The apology usually gets a response from me saying I wasn’t offended, I was just interested in finding out how they found me. Sometimes that can go one way or another.
Those who are rude get ignored and those who don’t reply, likewise. I don’t accept their invitation.
After all, networking online is not about building numbers, it’s about building relationships. Sending one of those standard invitations with no personalisation is akin (in my eyes) to walking into a networking event, pushing your business card into everyone’s hand (or leaving it on their seat or desk) and leaving the room again without saying a word. It doesn’t provide the opportunity for beginning a discussion or relationship. And I have found that it’s rare those who don’t know you begin a conversation after you’ve connected with them. They just go off to connect with others.

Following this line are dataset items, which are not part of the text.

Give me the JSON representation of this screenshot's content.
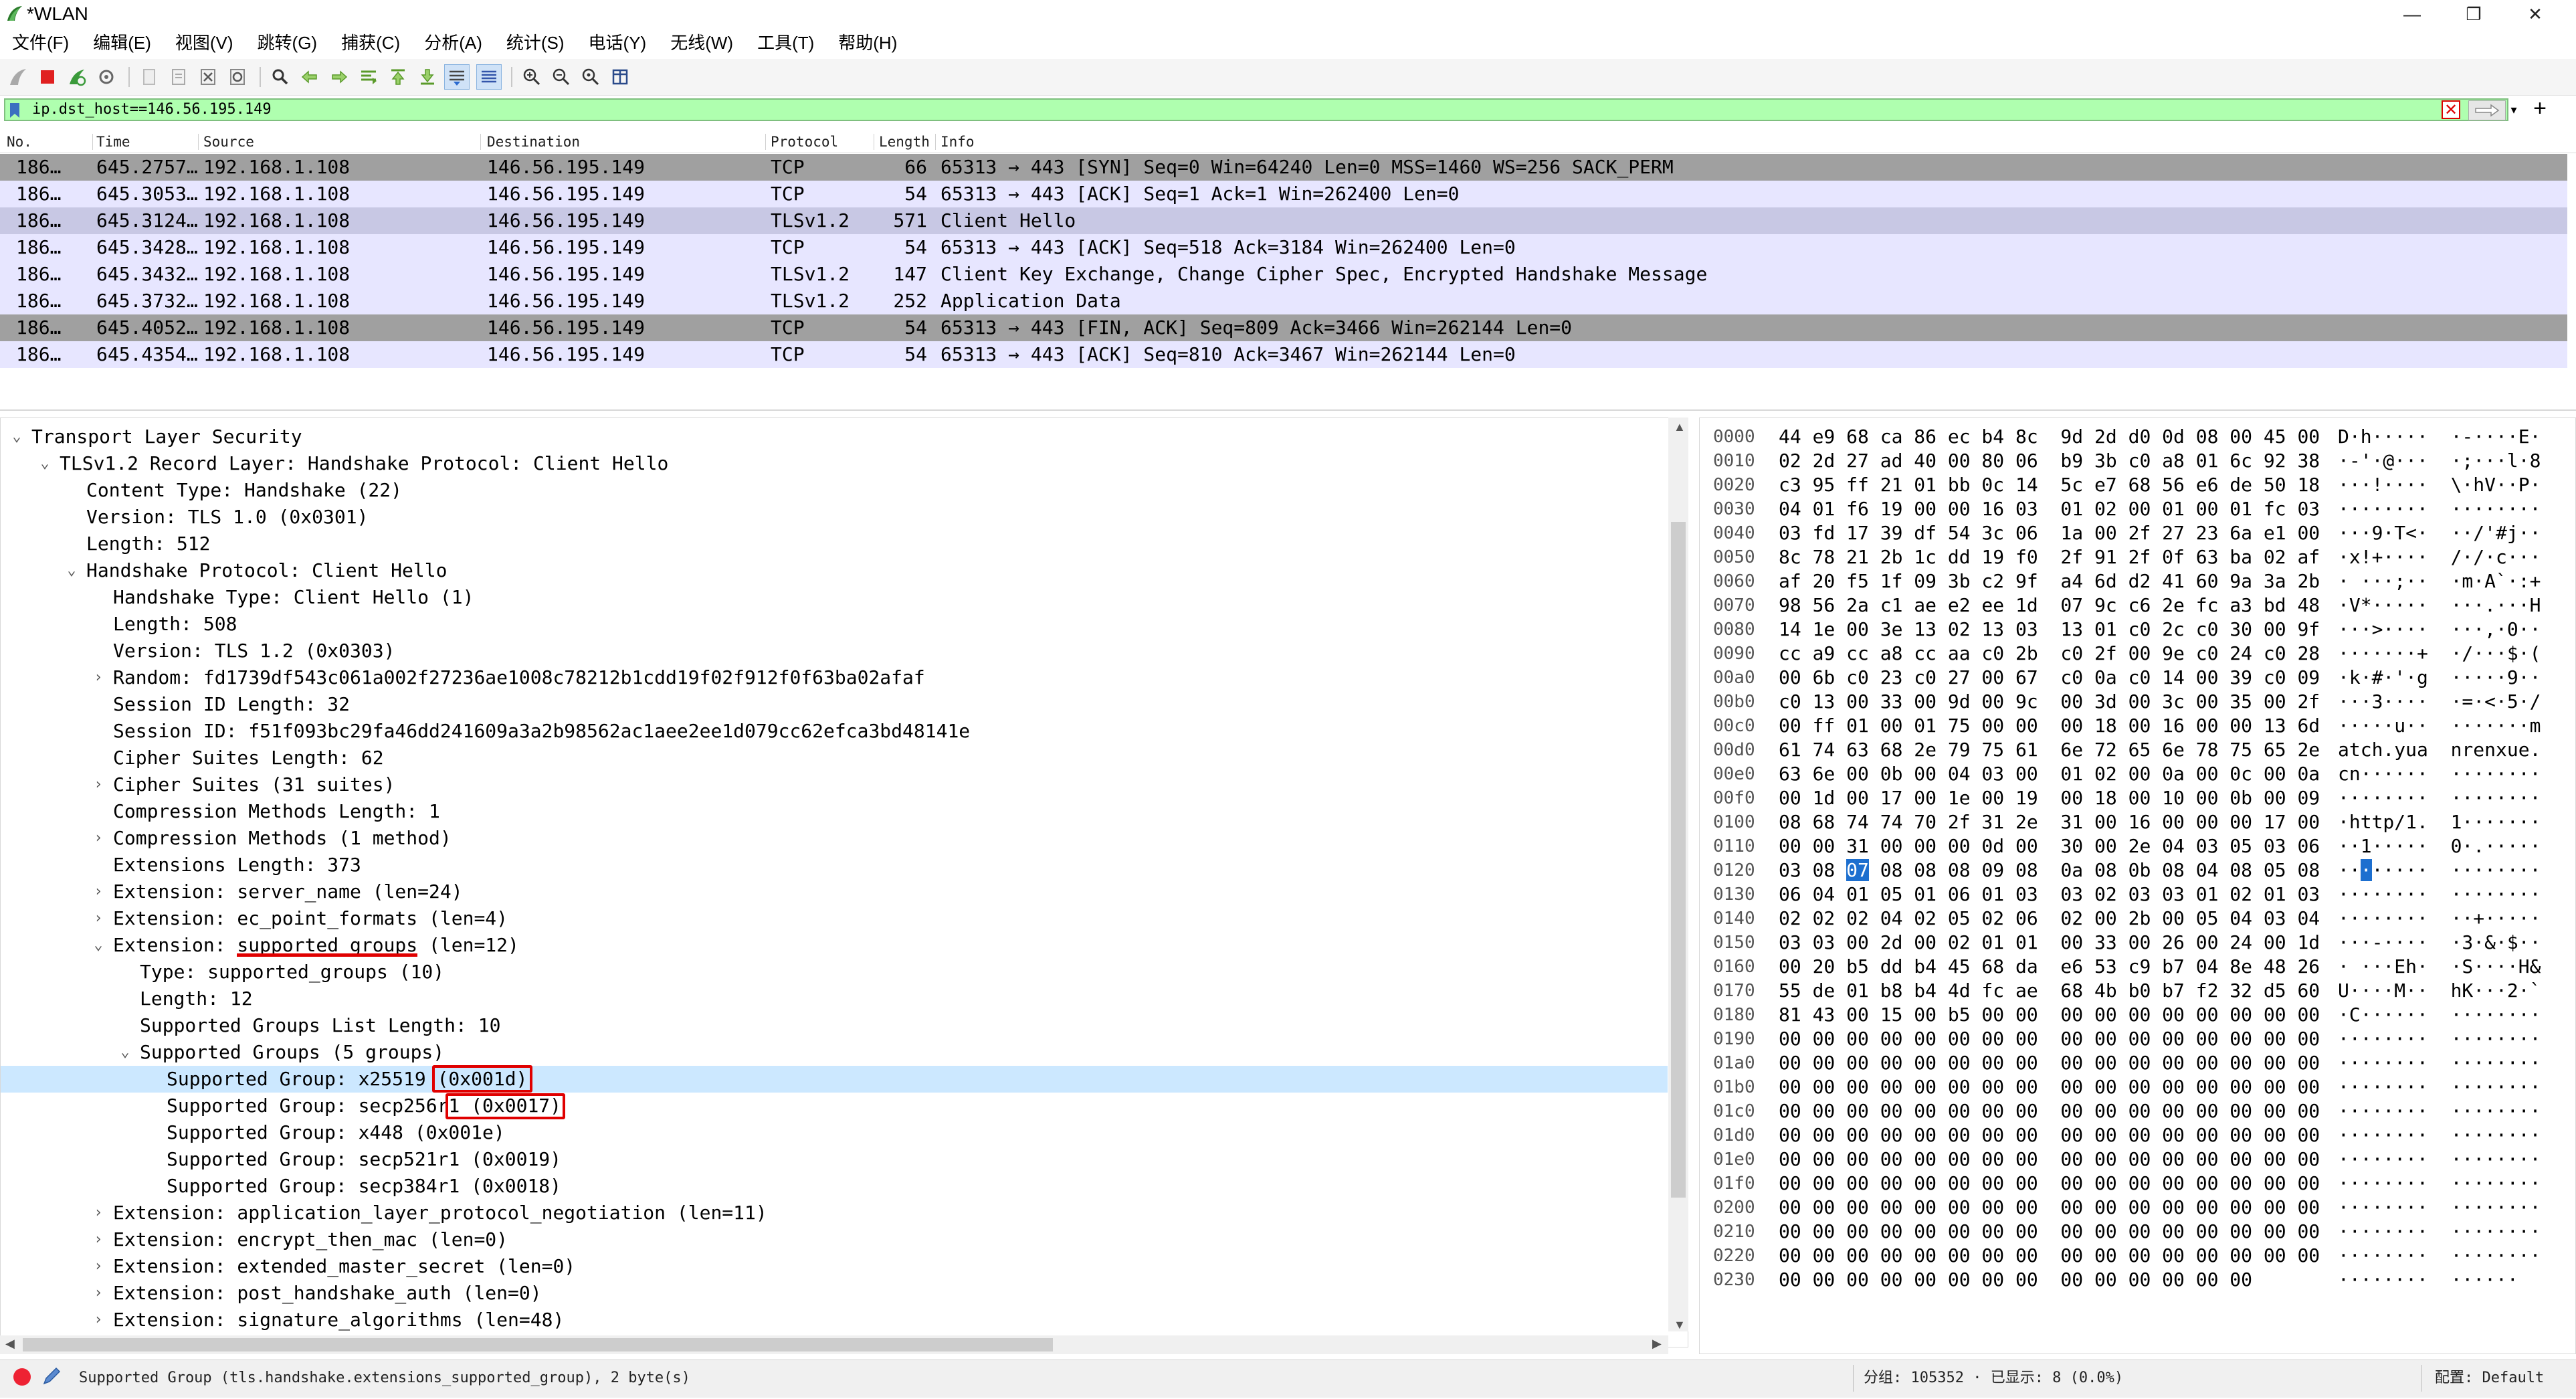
{
  "window": {
    "title": "*WLAN",
    "minimize": "—",
    "maximize": "❐",
    "close": "✕"
  },
  "menu": [
    "文件(F)",
    "编辑(E)",
    "视图(V)",
    "跳转(G)",
    "捕获(C)",
    "分析(A)",
    "统计(S)",
    "电话(Y)",
    "无线(W)",
    "工具(T)",
    "帮助(H)"
  ],
  "filter": {
    "value": "ip.dst_host==146.56.195.149",
    "clear_glyph": "✕",
    "add_glyph": "+"
  },
  "packet_list": {
    "columns": [
      "No.",
      "Time",
      "Source",
      "Destination",
      "Protocol",
      "Length",
      "Info"
    ],
    "rows": [
      {
        "no": "186…",
        "time": "645.2757…",
        "src": "192.168.1.108",
        "dst": "146.56.195.149",
        "proto": "TCP",
        "len": "66",
        "info": "65313 → 443 [SYN] Seq=0 Win=64240 Len=0 MSS=1460 WS=256 SACK_PERM",
        "bg": "#a0a0a0"
      },
      {
        "no": "186…",
        "time": "645.3053…",
        "src": "192.168.1.108",
        "dst": "146.56.195.149",
        "proto": "TCP",
        "len": "54",
        "info": "65313 → 443 [ACK] Seq=1 Ack=1 Win=262400 Len=0",
        "bg": "#e7e6ff"
      },
      {
        "no": "186…",
        "time": "645.3124…",
        "src": "192.168.1.108",
        "dst": "146.56.195.149",
        "proto": "TLSv1.2",
        "len": "571",
        "info": "Client Hello",
        "bg": "#c8c8e4"
      },
      {
        "no": "186…",
        "time": "645.3428…",
        "src": "192.168.1.108",
        "dst": "146.56.195.149",
        "proto": "TCP",
        "len": "54",
        "info": "65313 → 443 [ACK] Seq=518 Ack=3184 Win=262400 Len=0",
        "bg": "#e7e6ff"
      },
      {
        "no": "186…",
        "time": "645.3432…",
        "src": "192.168.1.108",
        "dst": "146.56.195.149",
        "proto": "TLSv1.2",
        "len": "147",
        "info": "Client Key Exchange, Change Cipher Spec, Encrypted Handshake Message",
        "bg": "#e7e6ff"
      },
      {
        "no": "186…",
        "time": "645.3732…",
        "src": "192.168.1.108",
        "dst": "146.56.195.149",
        "proto": "TLSv1.2",
        "len": "252",
        "info": "Application Data",
        "bg": "#e7e6ff"
      },
      {
        "no": "186…",
        "time": "645.4052…",
        "src": "192.168.1.108",
        "dst": "146.56.195.149",
        "proto": "TCP",
        "len": "54",
        "info": "65313 → 443 [FIN, ACK] Seq=809 Ack=3466 Win=262144 Len=0",
        "bg": "#a0a0a0"
      },
      {
        "no": "186…",
        "time": "645.4354…",
        "src": "192.168.1.108",
        "dst": "146.56.195.149",
        "proto": "TCP",
        "len": "54",
        "info": "65313 → 443 [ACK] Seq=810 Ack=3467 Win=262144 Len=0",
        "bg": "#e7e6ff"
      }
    ]
  },
  "details": [
    {
      "level": 0,
      "toggle": "⌄",
      "text": "Transport Layer Security"
    },
    {
      "level": 1,
      "toggle": "⌄",
      "text": "TLSv1.2 Record Layer: Handshake Protocol: Client Hello"
    },
    {
      "level": 2,
      "toggle": "",
      "text": "Content Type: Handshake (22)"
    },
    {
      "level": 2,
      "toggle": "",
      "text": "Version: TLS 1.0 (0x0301)"
    },
    {
      "level": 2,
      "toggle": "",
      "text": "Length: 512"
    },
    {
      "level": 2,
      "toggle": "⌄",
      "text": "Handshake Protocol: Client Hello"
    },
    {
      "level": 3,
      "toggle": "",
      "text": "Handshake Type: Client Hello (1)"
    },
    {
      "level": 3,
      "toggle": "",
      "text": "Length: 508"
    },
    {
      "level": 3,
      "toggle": "",
      "text": "Version: TLS 1.2 (0x0303)"
    },
    {
      "level": 3,
      "toggle": "›",
      "text": "Random: fd1739df543c061a002f27236ae1008c78212b1cdd19f02f912f0f63ba02afaf"
    },
    {
      "level": 3,
      "toggle": "",
      "text": "Session ID Length: 32"
    },
    {
      "level": 3,
      "toggle": "",
      "text": "Session ID: f51f093bc29fa46dd241609a3a2b98562ac1aee2ee1d079cc62efca3bd48141e"
    },
    {
      "level": 3,
      "toggle": "",
      "text": "Cipher Suites Length: 62"
    },
    {
      "level": 3,
      "toggle": "›",
      "text": "Cipher Suites (31 suites)"
    },
    {
      "level": 3,
      "toggle": "",
      "text": "Compression Methods Length: 1"
    },
    {
      "level": 3,
      "toggle": "›",
      "text": "Compression Methods (1 method)"
    },
    {
      "level": 3,
      "toggle": "",
      "text": "Extensions Length: 373"
    },
    {
      "level": 3,
      "toggle": "›",
      "text": "Extension: server_name (len=24)"
    },
    {
      "level": 3,
      "toggle": "›",
      "text": "Extension: ec_point_formats (len=4)"
    },
    {
      "level": 3,
      "toggle": "⌄",
      "text": "Extension: supported_groups (len=12)"
    },
    {
      "level": 4,
      "toggle": "",
      "text": "Type: supported_groups (10)"
    },
    {
      "level": 4,
      "toggle": "",
      "text": "Length: 12"
    },
    {
      "level": 4,
      "toggle": "",
      "text": "Supported Groups List Length: 10"
    },
    {
      "level": 4,
      "toggle": "⌄",
      "text": "Supported Groups (5 groups)"
    },
    {
      "level": 5,
      "toggle": "",
      "text": "Supported Group: x25519 (0x001d)",
      "selected": true
    },
    {
      "level": 5,
      "toggle": "",
      "text": "Supported Group: secp256r1 (0x0017)"
    },
    {
      "level": 5,
      "toggle": "",
      "text": "Supported Group: x448 (0x001e)"
    },
    {
      "level": 5,
      "toggle": "",
      "text": "Supported Group: secp521r1 (0x0019)"
    },
    {
      "level": 5,
      "toggle": "",
      "text": "Supported Group: secp384r1 (0x0018)"
    },
    {
      "level": 3,
      "toggle": "›",
      "text": "Extension: application_layer_protocol_negotiation (len=11)"
    },
    {
      "level": 3,
      "toggle": "›",
      "text": "Extension: encrypt_then_mac (len=0)"
    },
    {
      "level": 3,
      "toggle": "›",
      "text": "Extension: extended_master_secret (len=0)"
    },
    {
      "level": 3,
      "toggle": "›",
      "text": "Extension: post_handshake_auth (len=0)"
    },
    {
      "level": 3,
      "toggle": "›",
      "text": "Extension: signature_algorithms (len=48)"
    }
  ],
  "hex": [
    {
      "off": "0000",
      "bytes": "44 e9 68 ca 86 ec b4 8c  9d 2d d0 0d 08 00 45 00",
      "ascii": "D·h·····  ·-····E·"
    },
    {
      "off": "0010",
      "bytes": "02 2d 27 ad 40 00 80 06  b9 3b c0 a8 01 6c 92 38",
      "ascii": "·-'·@···  ·;···l·8"
    },
    {
      "off": "0020",
      "bytes": "c3 95 ff 21 01 bb 0c 14  5c e7 68 56 e6 de 50 18",
      "ascii": "···!····  \\·hV··P·"
    },
    {
      "off": "0030",
      "bytes": "04 01 f6 19 00 00 16 03  01 02 00 01 00 01 fc 03",
      "ascii": "········  ········"
    },
    {
      "off": "0040",
      "bytes": "03 fd 17 39 df 54 3c 06  1a 00 2f 27 23 6a e1 00",
      "ascii": "···9·T<·  ··/'#j··"
    },
    {
      "off": "0050",
      "bytes": "8c 78 21 2b 1c dd 19 f0  2f 91 2f 0f 63 ba 02 af",
      "ascii": "·x!+····  /·/·c···"
    },
    {
      "off": "0060",
      "bytes": "af 20 f5 1f 09 3b c2 9f  a4 6d d2 41 60 9a 3a 2b",
      "ascii": "· ···;··  ·m·A`·:+"
    },
    {
      "off": "0070",
      "bytes": "98 56 2a c1 ae e2 ee 1d  07 9c c6 2e fc a3 bd 48",
      "ascii": "·V*·····  ···.···H"
    },
    {
      "off": "0080",
      "bytes": "14 1e 00 3e 13 02 13 03  13 01 c0 2c c0 30 00 9f",
      "ascii": "···>····  ···,·0··"
    },
    {
      "off": "0090",
      "bytes": "cc a9 cc a8 cc aa c0 2b  c0 2f 00 9e c0 24 c0 28",
      "ascii": "·······+  ·/···$·("
    },
    {
      "off": "00a0",
      "bytes": "00 6b c0 23 c0 27 00 67  c0 0a c0 14 00 39 c0 09",
      "ascii": "·k·#·'·g  ·····9··"
    },
    {
      "off": "00b0",
      "bytes": "c0 13 00 33 00 9d 00 9c  00 3d 00 3c 00 35 00 2f",
      "ascii": "···3····  ·=·<·5·/"
    },
    {
      "off": "00c0",
      "bytes": "00 ff 01 00 01 75 00 00  00 18 00 16 00 00 13 6d",
      "ascii": "·····u··  ·······m"
    },
    {
      "off": "00d0",
      "bytes": "61 74 63 68 2e 79 75 61  6e 72 65 6e 78 75 65 2e",
      "ascii": "atch.yua  nrenxue."
    },
    {
      "off": "00e0",
      "bytes": "63 6e 00 0b 00 04 03 00  01 02 00 0a 00 0c 00 0a",
      "ascii": "cn······  ········"
    },
    {
      "off": "00f0",
      "bytes": "00 1d 00 17 00 1e 00 19  00 18 00 10 00 0b 00 09",
      "ascii": "········  ········"
    },
    {
      "off": "0100",
      "bytes": "08 68 74 74 70 2f 31 2e  31 00 16 00 00 00 17 00",
      "ascii": "·http/1.  1·······"
    },
    {
      "off": "0110",
      "bytes": "00 00 31 00 00 00 0d 00  30 00 2e 04 03 05 03 06",
      "ascii": "··1·····  0·.·····"
    },
    {
      "off": "0120",
      "bytes": "03 08 07 08 08 08 09 08  0a 08 0b 08 04 08 05 08",
      "ascii": "········  ········"
    },
    {
      "off": "0130",
      "bytes": "06 04 01 05 01 06 01 03  03 02 03 03 01 02 01 03",
      "ascii": "········  ········"
    },
    {
      "off": "0140",
      "bytes": "02 02 02 04 02 05 02 06  02 00 2b 00 05 04 03 04",
      "ascii": "········  ··+·····"
    },
    {
      "off": "0150",
      "bytes": "03 03 00 2d 00 02 01 01  00 33 00 26 00 24 00 1d",
      "ascii": "···-····  ·3·&·$··"
    },
    {
      "off": "0160",
      "bytes": "00 20 b5 dd b4 45 68 da  e6 53 c9 b7 04 8e 48 26",
      "ascii": "· ···Eh·  ·S····H&"
    },
    {
      "off": "0170",
      "bytes": "55 de 01 b8 b4 4d fc ae  68 4b b0 b7 f2 32 d5 60",
      "ascii": "U····M··  hK···2·`"
    },
    {
      "off": "0180",
      "bytes": "81 43 00 15 00 b5 00 00  00 00 00 00 00 00 00 00",
      "ascii": "·C······  ········"
    },
    {
      "off": "0190",
      "bytes": "00 00 00 00 00 00 00 00  00 00 00 00 00 00 00 00",
      "ascii": "········  ········"
    },
    {
      "off": "01a0",
      "bytes": "00 00 00 00 00 00 00 00  00 00 00 00 00 00 00 00",
      "ascii": "········  ········"
    },
    {
      "off": "01b0",
      "bytes": "00 00 00 00 00 00 00 00  00 00 00 00 00 00 00 00",
      "ascii": "········  ········"
    },
    {
      "off": "01c0",
      "bytes": "00 00 00 00 00 00 00 00  00 00 00 00 00 00 00 00",
      "ascii": "········  ········"
    },
    {
      "off": "01d0",
      "bytes": "00 00 00 00 00 00 00 00  00 00 00 00 00 00 00 00",
      "ascii": "········  ········"
    },
    {
      "off": "01e0",
      "bytes": "00 00 00 00 00 00 00 00  00 00 00 00 00 00 00 00",
      "ascii": "········  ········"
    },
    {
      "off": "01f0",
      "bytes": "00 00 00 00 00 00 00 00  00 00 00 00 00 00 00 00",
      "ascii": "········  ········"
    },
    {
      "off": "0200",
      "bytes": "00 00 00 00 00 00 00 00  00 00 00 00 00 00 00 00",
      "ascii": "········  ········"
    },
    {
      "off": "0210",
      "bytes": "00 00 00 00 00 00 00 00  00 00 00 00 00 00 00 00",
      "ascii": "········  ········"
    },
    {
      "off": "0220",
      "bytes": "00 00 00 00 00 00 00 00  00 00 00 00 00 00 00 00",
      "ascii": "········  ········"
    },
    {
      "off": "0230",
      "bytes": "00 00 00 00 00 00 00 00  00 00 00 00 00 00",
      "ascii": "········  ······"
    }
  ],
  "status": {
    "field": "Supported Group (tls.handshake.extensions_supported_group), 2 byte(s)",
    "count": "分组: 105352 · 已显示: 8 (0.0%)",
    "profile": "配置: Default"
  },
  "colors": {
    "tcp_row": "#e7e6ff",
    "tls_selected_row": "#c8c8e4",
    "flag_row": "#a0a0a0",
    "filter_ok": "#afffaf",
    "annotation": "#e00000"
  }
}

By the way, it’s worthwhile reading the Do’s and Dont’s of the User Agreement. In particular Item 5 of Section B. Item 6 in that section is also worth noting – I’ve noticed many people posting other pics that are not their photos.
This is not to say I won’t connect with you. Simply let me know you read my blog when you send an invitation to connect. I’m always happy to meet new people – as long as I know there’s a genuine interest.
P.S. If you have a LinkedIn profile, make sure it’s complete. Googling your name your profile will show up and if it has nothing much there, it doesn’t make for a good look.
Andrea Smith says
Hate to say it but i really despise those accounts not only in LinkedIn but also in other social networking sites that are building “numbers” instead of “relationships”. It defeats the purpose of being social if you don’t even know the person you are adding to your list, right?
Kathie Thomas says
Totally agree Andrea. I’m more inclined to help someone by introducing them to someone else on my list, or by responding to a request for something if there’s already a relationship built but if I don’t know the person and then they ask me to do something for them, why should I? Will it help the networking any more? I doubt it very much. Build relationships first and then rely on that network when you need or want something. Building relationships are like putting deposits into the bank of networking so you can make withdrawals further down the track.